Chancen, die sich bieten, sollte man nutzen. Diese Regel gilt auch und vor allem für Fußballtrainer. Und so musste Otto Addo nicht lange überlegen, als Ghanas Fußballverband an ihn herantrat und anfragte, ob er womöglich bereitstünde, die Nationalmannschaft in den Qualifikationsspielen für die WM 2022 zu betreuen. Im Hauptberuf ist der gebürtige Hamburger Addo bei Borussia Dortmund als Verbindungsmann zwischen Nachwuchs- und Profiabteilung beschäftigt - man schätzt ihn dort wegen seiner authentischen Art und seinem guten Zugang zur Jugend.

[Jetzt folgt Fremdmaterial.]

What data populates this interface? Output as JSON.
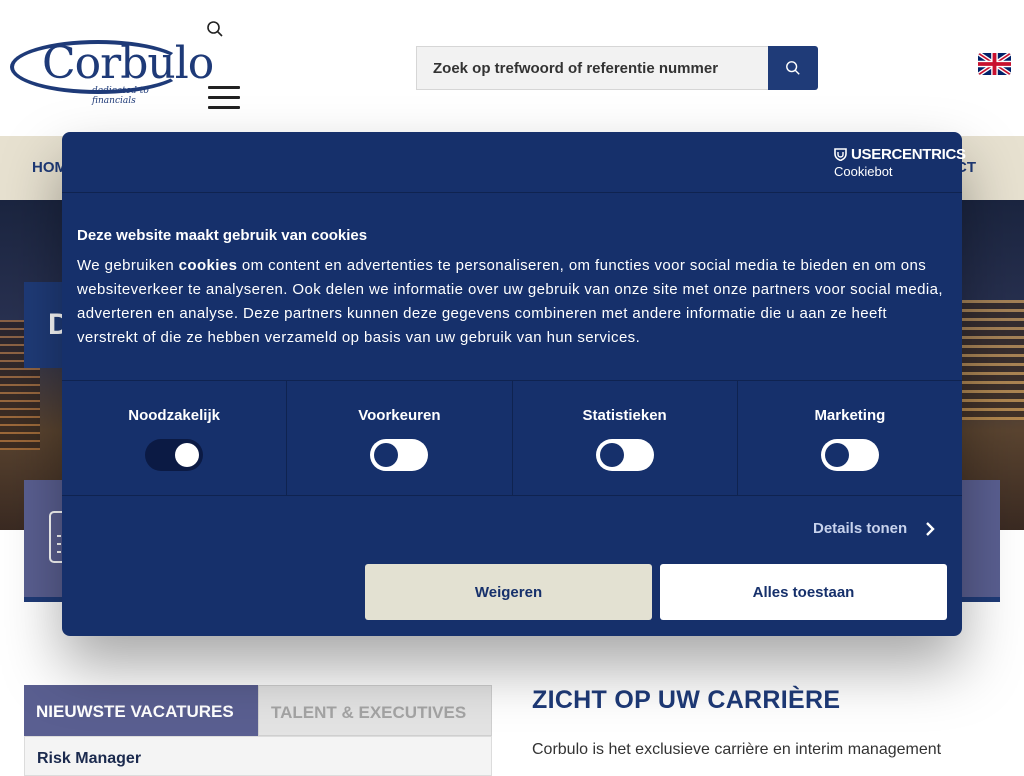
{
  "brand": {
    "name": "Corbulo",
    "tagline": "dedicated to financials"
  },
  "header": {
    "search_placeholder": "Zoek op trefwoord of referentie nummer",
    "search_icon": "search-icon",
    "language_flag": "uk-flag-icon"
  },
  "nav": {
    "first_item": "HOM",
    "last_item": "CT"
  },
  "hero": {
    "panel_letter": "D"
  },
  "tabs": {
    "vacancies": "NIEUWSTE VACATURES",
    "talent": "TALENT & EXECUTIVES"
  },
  "jobs": [
    {
      "title": "Risk Manager"
    }
  ],
  "intro": {
    "title": "ZICHT OP UW CARRIÈRE",
    "text": "Corbulo is het exclusieve carrière en interim management"
  },
  "cookie_dialog": {
    "provider_title": "USERCENTRICS",
    "provider_sub": "Cookiebot",
    "heading": "Deze website maakt gebruik van cookies",
    "body_prefix": "We gebruiken ",
    "body_link": "cookies",
    "body_rest": " om content en advertenties te personaliseren, om functies voor social media te bieden en om ons websiteverkeer te analyseren. Ook delen we informatie over uw gebruik van onze site met onze partners voor social media, adverteren en analyse. Deze partners kunnen deze gegevens combineren met andere informatie die u aan ze heeft verstrekt of die ze hebben verzameld op basis van uw gebruik van hun services.",
    "categories": [
      {
        "label": "Noodzakelijk",
        "enabled": true
      },
      {
        "label": "Voorkeuren",
        "enabled": false
      },
      {
        "label": "Statistieken",
        "enabled": false
      },
      {
        "label": "Marketing",
        "enabled": false
      }
    ],
    "details_label": "Details tonen",
    "deny_label": "Weigeren",
    "allow_label": "Alles toestaan"
  },
  "colors": {
    "brand_blue": "#1e3a78",
    "dialog_bg": "#16306b",
    "nav_bg": "#e7e1d0",
    "tab_active": "#5a5f91"
  }
}
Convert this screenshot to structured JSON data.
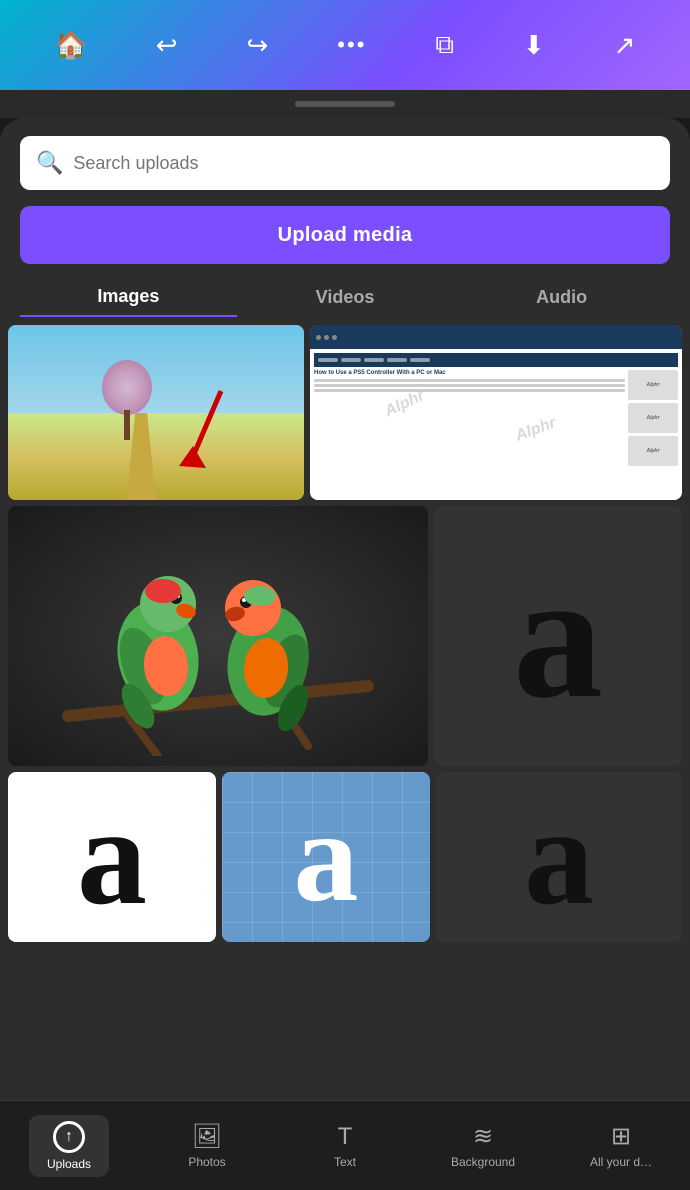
{
  "topbar": {
    "icons": [
      "home",
      "undo",
      "redo",
      "more",
      "copy",
      "download",
      "share"
    ]
  },
  "search": {
    "placeholder": "Search uploads"
  },
  "upload_button": {
    "label": "Upload media"
  },
  "tabs": [
    {
      "label": "Images",
      "active": true
    },
    {
      "label": "Videos",
      "active": false
    },
    {
      "label": "Audio",
      "active": false
    }
  ],
  "bottom_nav": [
    {
      "label": "Uploads",
      "active": true
    },
    {
      "label": "Photos",
      "active": false
    },
    {
      "label": "Text",
      "active": false
    },
    {
      "label": "Background",
      "active": false
    },
    {
      "label": "All your d…",
      "active": false
    }
  ],
  "images": {
    "row1": [
      {
        "type": "landscape",
        "alt": "Spring field with blossoming trees"
      },
      {
        "type": "website",
        "alt": "Alphr website screenshot"
      }
    ],
    "row2": [
      {
        "type": "parrots",
        "alt": "Two colorful lovebirds on a branch"
      },
      {
        "type": "letter-a",
        "style": "black",
        "alt": "Letter A black"
      }
    ],
    "row3": [
      {
        "type": "letter-a",
        "style": "white-bg",
        "alt": "Letter A white background"
      },
      {
        "type": "letter-a",
        "style": "pattern",
        "alt": "Letter A with pattern"
      },
      {
        "type": "letter-a",
        "style": "dark",
        "alt": "Letter A dark"
      }
    ]
  }
}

In Ghanas Nationalteam hatte Addo lange quasi nebenberuflich als Gegner-Scout gearbeitet, ehe man seine Qualitäten für das höchste Traineramt erkannte. Addo führte das Team erfolgreich durch die beiden schweren Quali-Spiele gegen den großen Nachbarn Nigeria und ist nun tatsächlich bei der WM an vorderster Stelle dabei. Eine Geschichte, an die er vor zwei Jahren selbst sicherlich noch keinen Gedanken verschwendet hätte. Man muss die Chancen nutzen.

Der Star

Ob André Ayew bei der WM tatsächlich noch einmal die Rolle des ghanaischen Stars wird einnehmen können, mag fraglich sein. Groß ist die Kritik an dem ältesten Sohn von Abedi Pele nach einigen durchwachsenen Spielen in der Nationalmannschaft, die der 32-Jährige bis zuletzt doch stets als Kapitän aufs Feld geführt hat.

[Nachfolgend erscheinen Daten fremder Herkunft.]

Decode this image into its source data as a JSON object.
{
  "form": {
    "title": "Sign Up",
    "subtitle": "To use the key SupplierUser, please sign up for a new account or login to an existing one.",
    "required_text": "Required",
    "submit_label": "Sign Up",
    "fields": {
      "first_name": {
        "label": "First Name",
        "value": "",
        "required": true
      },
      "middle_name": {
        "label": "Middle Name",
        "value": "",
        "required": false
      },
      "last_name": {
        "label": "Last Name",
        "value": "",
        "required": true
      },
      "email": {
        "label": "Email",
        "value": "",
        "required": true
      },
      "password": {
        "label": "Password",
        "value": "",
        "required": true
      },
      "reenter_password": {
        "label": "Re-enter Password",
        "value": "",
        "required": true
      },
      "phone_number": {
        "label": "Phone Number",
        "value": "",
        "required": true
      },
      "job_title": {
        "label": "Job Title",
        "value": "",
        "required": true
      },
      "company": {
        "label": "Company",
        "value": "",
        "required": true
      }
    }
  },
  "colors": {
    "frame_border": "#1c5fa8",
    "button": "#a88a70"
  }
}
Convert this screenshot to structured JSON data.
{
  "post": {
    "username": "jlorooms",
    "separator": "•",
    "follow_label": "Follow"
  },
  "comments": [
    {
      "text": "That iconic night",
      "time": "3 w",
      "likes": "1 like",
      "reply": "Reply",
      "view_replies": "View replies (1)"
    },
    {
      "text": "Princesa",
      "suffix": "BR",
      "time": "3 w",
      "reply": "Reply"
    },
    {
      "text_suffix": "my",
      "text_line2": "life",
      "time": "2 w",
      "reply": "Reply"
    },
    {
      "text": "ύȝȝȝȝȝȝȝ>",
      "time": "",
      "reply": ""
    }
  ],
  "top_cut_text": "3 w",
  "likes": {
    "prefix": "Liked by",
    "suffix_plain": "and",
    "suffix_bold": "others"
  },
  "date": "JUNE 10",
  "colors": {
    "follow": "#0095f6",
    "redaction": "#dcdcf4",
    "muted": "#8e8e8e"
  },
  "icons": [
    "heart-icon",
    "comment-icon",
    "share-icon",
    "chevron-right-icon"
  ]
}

Ghanas Kapitän Andre Morgan Rami Ayew im Nationaltrikot

Taktgeber - wie lange noch? Andre Ayew

Ayew wird nicht jünger, zudem spielt er nun seit einigen Jahren Klubfußball auf eher niedrigem Niveau in der katarischen Liga bei Al Sadd. Ayew war schon 2010 in Südafrika und 2014 in Brasilien dabei, gemeinsam mit seinem Bruder Jordan Ayew hat er in den letzten Jahren die Struktur und Hierarchie bei den Black Stars geprägt. Es wird spannend sein zu beobachten, ob und wie weit Trainer Otto Addo diese Hierarchie schon bei der WM brechen wird. Oder ob Jungs wie Daniel Amartey (Leicester) und Thomas Partey (Arsenal) mit ihrer Erfahrung aus der englischen Premier League übernehmen. 

Players to watch

Der 22 Jahre alte Mittelfeldmann Mohammed Kudus wechselte 2020 für rund neun Millionen Euro vom FC Nordsjaelland zu Ajax Amsterdam und befindet sich nach zwei auch wegen mehrerer Verletzungspausen durchwachsenen Jahren aktuell auf dem besten Weg, den Durchbruch zu schaffen. Borussia Dortmund soll schon die Angel ausgeworfen haben, möglich erscheint ein Wechsel in die Bundesliga bereits im Winter-Transferfenster. Wenn er nach der WM für den BVB noch bezahlbar ist…

Besonderes

Otto Addo hat seit seiner Amtsübernahme eine ganze Menge bis dato kaum im Fokus stehender Profis auf dem Radar, die aufgrund ghanaischer Wurzeln für sein Team spielberechtigt sind. Auch in den deutschen Ligen ist er dabei fündig geworden. Daniel Kyereh, der letzte Saison für den FC St. Pauli groß aufspielte und heute beim SC Freiburg unter Vertrag steht, war quasi der Erste, den er holte.

WM-Chancen

Es war schon immer so und ist auch diesmal nicht anders: In Ghanas Fußball finden sich einige der größten afrikanischen Fußballtalente. Das kleine westafrikanische Land ist bekannt dafür, Jahr für Jahr einen ganzen Schwall von natürlichen Fußballbegabungen in den Fußballmarkt zu spülen. Nur: Für das Nationalteam ist bisher viel zu wenig an greifbaren Erfolgen dabei herausgesprungen.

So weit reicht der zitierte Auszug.